How would you make a function for this Input/Output:
For example, 3:
You multiply x (3) by itself
Then you multiply x - 1 (2) by itself and add it to 9 (3 squared) And so on.....
You could say it's x squared + x - 1 squared and so on, but I'm looking for a way to write this as an arithmetic equation.
EDIT: The formula for this is 1/6x (x + 1) x (2x + 1).

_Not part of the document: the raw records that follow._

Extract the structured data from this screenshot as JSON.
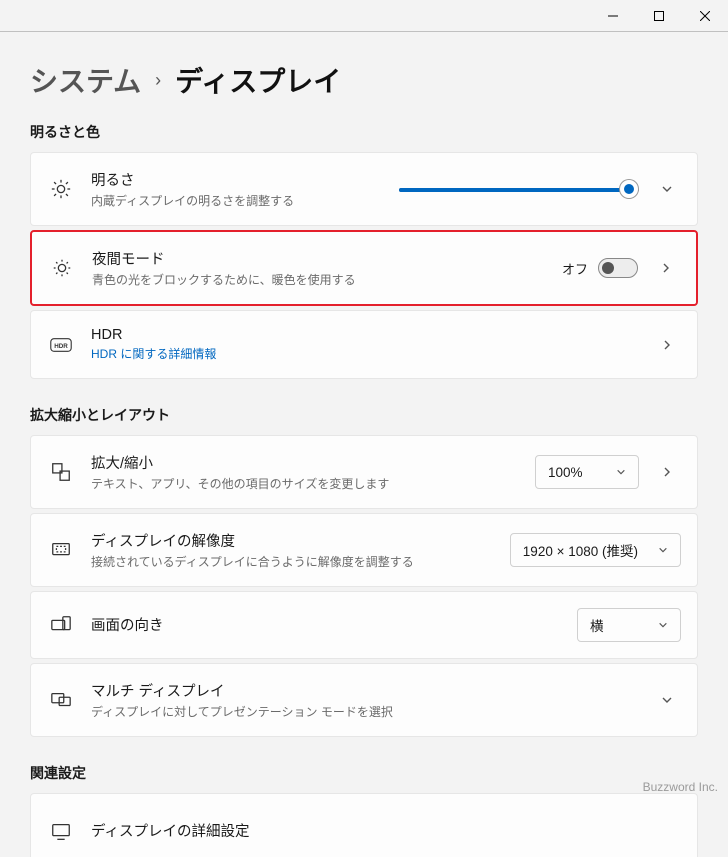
{
  "breadcrumb": {
    "root": "システム",
    "current": "ディスプレイ"
  },
  "sections": {
    "brightness_color": "明るさと色",
    "scale_layout": "拡大縮小とレイアウト",
    "related": "関連設定"
  },
  "brightness": {
    "title": "明るさ",
    "subtitle": "内蔵ディスプレイの明るさを調整する",
    "value_pct": 96
  },
  "night_light": {
    "title": "夜間モード",
    "subtitle": "青色の光をブロックするために、暖色を使用する",
    "state_label": "オフ",
    "on": false
  },
  "hdr": {
    "title": "HDR",
    "link": "HDR に関する詳細情報"
  },
  "scale": {
    "title": "拡大/縮小",
    "subtitle": "テキスト、アプリ、その他の項目のサイズを変更します",
    "value": "100%"
  },
  "resolution": {
    "title": "ディスプレイの解像度",
    "subtitle": "接続されているディスプレイに合うように解像度を調整する",
    "value": "1920 × 1080 (推奨)"
  },
  "orientation": {
    "title": "画面の向き",
    "value": "横"
  },
  "multi": {
    "title": "マルチ ディスプレイ",
    "subtitle": "ディスプレイに対してプレゼンテーション モードを選択"
  },
  "advanced": {
    "title": "ディスプレイの詳細設定"
  },
  "brand": "Buzzword Inc."
}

Thank you to yurnero and sranthrop.
Edit: From the comments, I take that your function is $$ x\mapsto\sum_{j=0}^{x-1}(x-j)^2=x^2+(x-1)^2+\cdots+1. $$ An explicit formula for the RHS above exists: \begin{aligned} \sum_{j=0}^{x-1}(x-j)^2&=1^2+2^2+\cdots+x^2\\ &=\frac{1}{6}x(1+x)(1+2x). \end{aligned} You can prove $1^2+2^2+\cdots+x^2=\frac{1}{6}x(1+x)(1+2x)$ by induction on $x$. For an answer on MSE, see here.
If your sequence is $1\mapsto 1^2, 2\mapsto 1^2+2^2, 3\mapsto1^2+2^2+3^3,...$, then this can be shortly written as \begin{align*} n\mapsto \sum_{k=1}^nk^2=\frac{1}{6} n (1 + n) (1 + 2 n). \end{align*} For example, if you want to know what 5 is mapped to, just plug in $n=5$ and obtain $\frac{1}{6}\cdot 5\cdot(1+5)\cdot(1+2\cdot 5)=55.$